Is our country supposed to be the world's charity?

in #politics7 years ago

The truth is many countries around the world have been pillaged by their own corrupt leadership and a complicit international system.

It's not a racial issue, nor does it mean that these places don't have their own charm and beauty and can be loved by people that call it home or have a special connection there.

I myself lived in Uzbekistan and love that country and it's people but I'm not going to sugar coat the truth that most people from the U.S. and other western countries would absolutely consider it an underdeveloped, backwards place. ...or as the mainstream media has attributed to Trump, "a sh*thole." If Trump said that (as horrible as it is) it truly reflects how most Americans would feel about these places even if they weren't so crass as to say it out loud.

I'm used to this sort of outlook from my fellow Americans in relation to my home state of Missouri. After ten years on the East Coast the majority of the people I meet act like my home state is a shthole. Following that experience, I think it's just as likely that most Americans would consider countries where the majority of people don't have plumbing and have to literally sht in holes to be sh*thole countries.

Besides the truth of how most Americans feel about underprivileged countries another truth is that the United States is the actual shthole... with crumbling health, education and infrastructure and with a projected public debt of nearly 40 trillion dollars in the next 10 years.... how are we not the world's shthole.

Thank god people are asking why we're not focused on making our own country a better place before we help the world?

Why do we have a lottery quota system for immigration from places where half of the immigrants will be a further drain on public welfare? What is the point of this? Why is it necessary?

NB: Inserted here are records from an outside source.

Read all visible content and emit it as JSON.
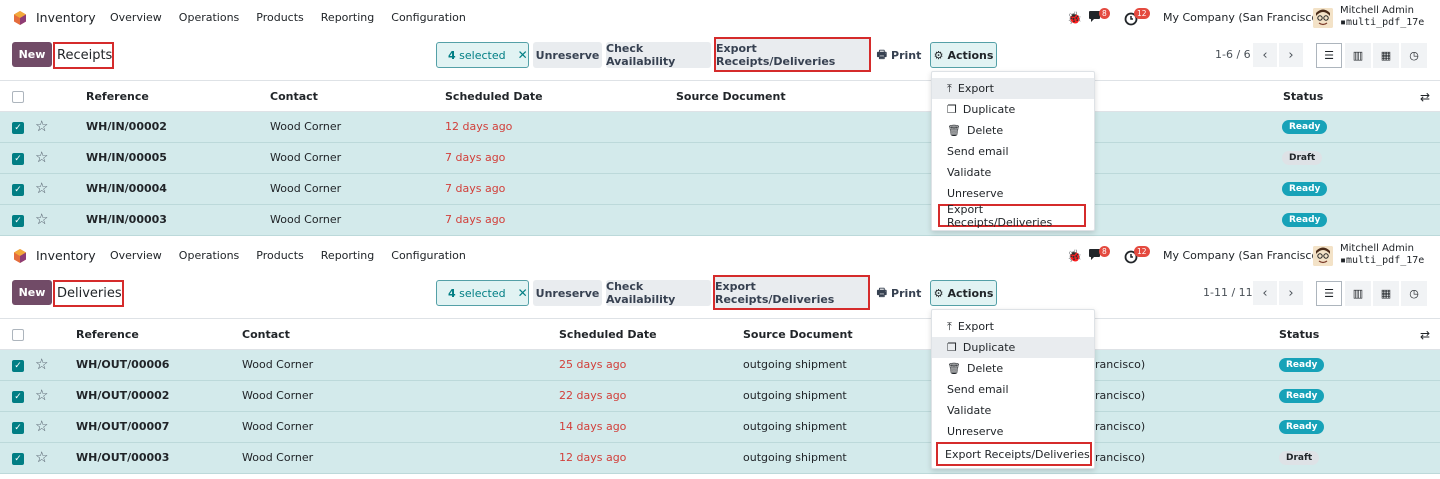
{
  "colors": {
    "brand": "#714b67",
    "accent": "#017e84",
    "danger": "#d23f3a",
    "row_selected": "#d3eaeb"
  },
  "navbar": {
    "app_name": "Inventory",
    "menu": [
      "Overview",
      "Operations",
      "Products",
      "Reporting",
      "Configuration"
    ],
    "chat_badge": "8",
    "activity_badge": "12",
    "company": "My Company (San Francisco)",
    "user_name": "Mitchell Admin",
    "db_name": "multi_pdf_17e"
  },
  "controls": {
    "new_label": "New",
    "selected_count": "4",
    "selected_suffix": "selected",
    "unreserve": "Unreserve",
    "check_availability": "Check Availability",
    "export_rd": "Export Receipts/Deliveries",
    "print": "Print",
    "actions": "Actions"
  },
  "dropdown": [
    "Export",
    "Duplicate",
    "Delete",
    "Send email",
    "Validate",
    "Unreserve",
    "Export Receipts/Deliveries"
  ],
  "receipts": {
    "title": "Receipts",
    "pager": "1-6 / 6",
    "headers": {
      "reference": "Reference",
      "contact": "Contact",
      "scheduled": "Scheduled Date",
      "source": "Source Document",
      "status": "Status"
    },
    "rows": [
      {
        "ref": "WH/IN/00002",
        "contact": "Wood Corner",
        "date": "12 days ago",
        "status": "Ready"
      },
      {
        "ref": "WH/IN/00005",
        "contact": "Wood Corner",
        "date": "7 days ago",
        "status": "Draft"
      },
      {
        "ref": "WH/IN/00004",
        "contact": "Wood Corner",
        "date": "7 days ago",
        "status": "Ready"
      },
      {
        "ref": "WH/IN/00003",
        "contact": "Wood Corner",
        "date": "7 days ago",
        "status": "Ready"
      }
    ]
  },
  "deliveries": {
    "title": "Deliveries",
    "pager": "1-11 / 11",
    "headers": {
      "reference": "Reference",
      "contact": "Contact",
      "scheduled": "Scheduled Date",
      "source": "Source Document",
      "status": "Status"
    },
    "partial_text": "rancisco)",
    "rows": [
      {
        "ref": "WH/OUT/00006",
        "contact": "Wood Corner",
        "date": "25 days ago",
        "source": "outgoing shipment",
        "status": "Ready"
      },
      {
        "ref": "WH/OUT/00002",
        "contact": "Wood Corner",
        "date": "22 days ago",
        "source": "outgoing shipment",
        "status": "Ready"
      },
      {
        "ref": "WH/OUT/00007",
        "contact": "Wood Corner",
        "date": "14 days ago",
        "source": "outgoing shipment",
        "status": "Ready"
      },
      {
        "ref": "WH/OUT/00003",
        "contact": "Wood Corner",
        "date": "12 days ago",
        "source": "outgoing shipment",
        "status": "Draft"
      }
    ]
  }
}
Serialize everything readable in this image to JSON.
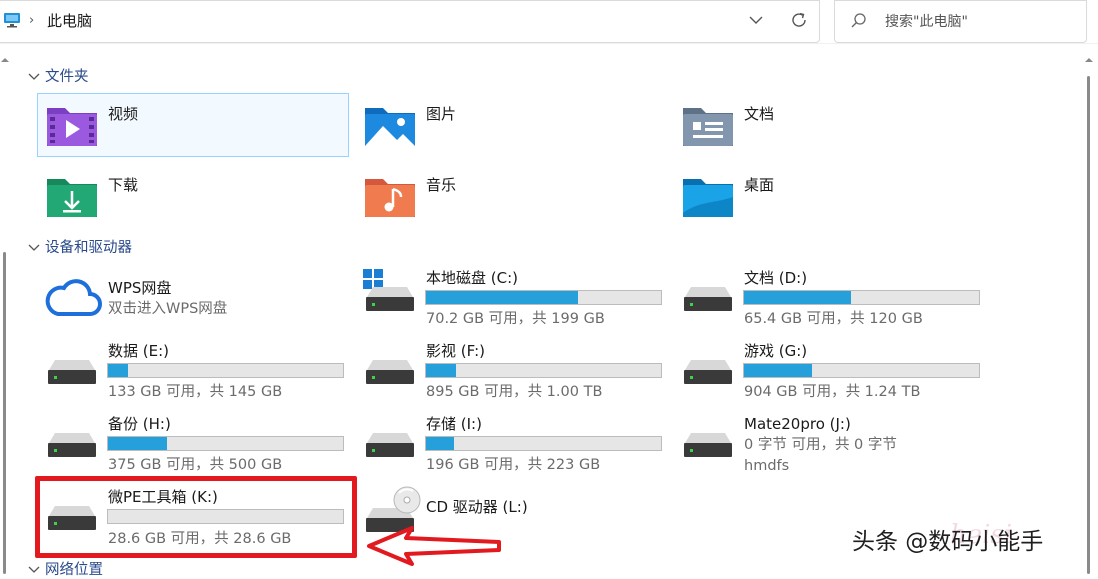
{
  "addressbar": {
    "path": "此电脑"
  },
  "search": {
    "placeholder": "搜索\"此电脑\""
  },
  "sections": {
    "folders": "文件夹",
    "devices": "设备和驱动器",
    "network": "网络位置"
  },
  "folders": [
    {
      "label": "视频",
      "icon": "video-folder-icon"
    },
    {
      "label": "图片",
      "icon": "pictures-folder-icon"
    },
    {
      "label": "文档",
      "icon": "documents-folder-icon"
    },
    {
      "label": "下载",
      "icon": "downloads-folder-icon"
    },
    {
      "label": "音乐",
      "icon": "music-folder-icon"
    },
    {
      "label": "桌面",
      "icon": "desktop-folder-icon"
    }
  ],
  "wps": {
    "name": "WPS网盘",
    "sub": "双击进入WPS网盘"
  },
  "drives": [
    {
      "name": "本地磁盘 (C:)",
      "info": "70.2 GB 可用，共 199 GB",
      "used": 0.647
    },
    {
      "name": "文档 (D:)",
      "info": "65.4 GB 可用，共 120 GB",
      "used": 0.455
    },
    {
      "name": "数据 (E:)",
      "info": "133 GB 可用，共 145 GB",
      "used": 0.083
    },
    {
      "name": "影视 (F:)",
      "info": "895 GB 可用，共 1.00 TB",
      "used": 0.126
    },
    {
      "name": "游戏 (G:)",
      "info": "904 GB 可用，共 1.24 TB",
      "used": 0.288
    },
    {
      "name": "备份 (H:)",
      "info": "375 GB 可用，共 500 GB",
      "used": 0.25
    },
    {
      "name": "存储 (I:)",
      "info": "196 GB 可用，共 223 GB",
      "used": 0.121
    },
    {
      "name": "微PE工具箱 (K:)",
      "info": "28.6 GB 可用，共 28.6 GB",
      "used": 0.0
    }
  ],
  "mate": {
    "name": "Mate20pro (J:)",
    "info": "0 字节 可用，共 0 字节",
    "fs": "hmdfs"
  },
  "cd": {
    "name": "CD 驱动器 (L:)"
  },
  "watermark": {
    "text": "头条 @数码小能手",
    "faint": "heisi"
  },
  "colors": {
    "accent": "#26a0da",
    "highlight": "#e21a1f"
  }
}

Why would we have an immigration lottery and not a merit-based system to try to help improve our own country with qualified and dedicated immigrants? Not just immigrants that want a better life, but immigrants that want to be American and help the U.S.?

Is our country supposed to be the world's charity? It might sound nice and high-minded to try to help the world with billions in humanitarian aid and open immigration, but do we really have the resources necessary to do this?

It might sound high-minded to leave your doors unlocked at night and let homeless people sleep in your home and borrow your car and use your bank account... so why don't you do that? Why don't you be the change that you want to see in the world? Maybe because that wouldn't work and wouldn't be practical. You'd soon be homeless yourself and then what about the good of you and your own family?

I love my Uzbek friends that were able to immigrate to the U.S. (some of them thanks to the lottery) and I'm so happy for them. They got lucky. We all got lucky.... because some people will point out that the recent ISIS-inspired NYC truck murderer was an Uzbek here thanks to the immigration lottery.

The lottery is a crap shoot and why is it necessary. How does it help anyone except very few individuals? In all, despite the immigration lottery having helped those individuals it's also very cruel to the people that lose more than they can afford to lose on the lottery.

It's cruel to entice poor people around the world to waste their money on a lottery, and even if they win they could possibly have an even worse life in the U.S. where they'll still face poverty.

Anyone might have a special connection to an underdeveloped country but that doesn't change the reality of what the U.S. is facing and it doesn't change that the immigration lottery system from underdeveloped countries helps very few people and is unnecessary except to provide a larger voter base of welfare-dependent voters for Democrats.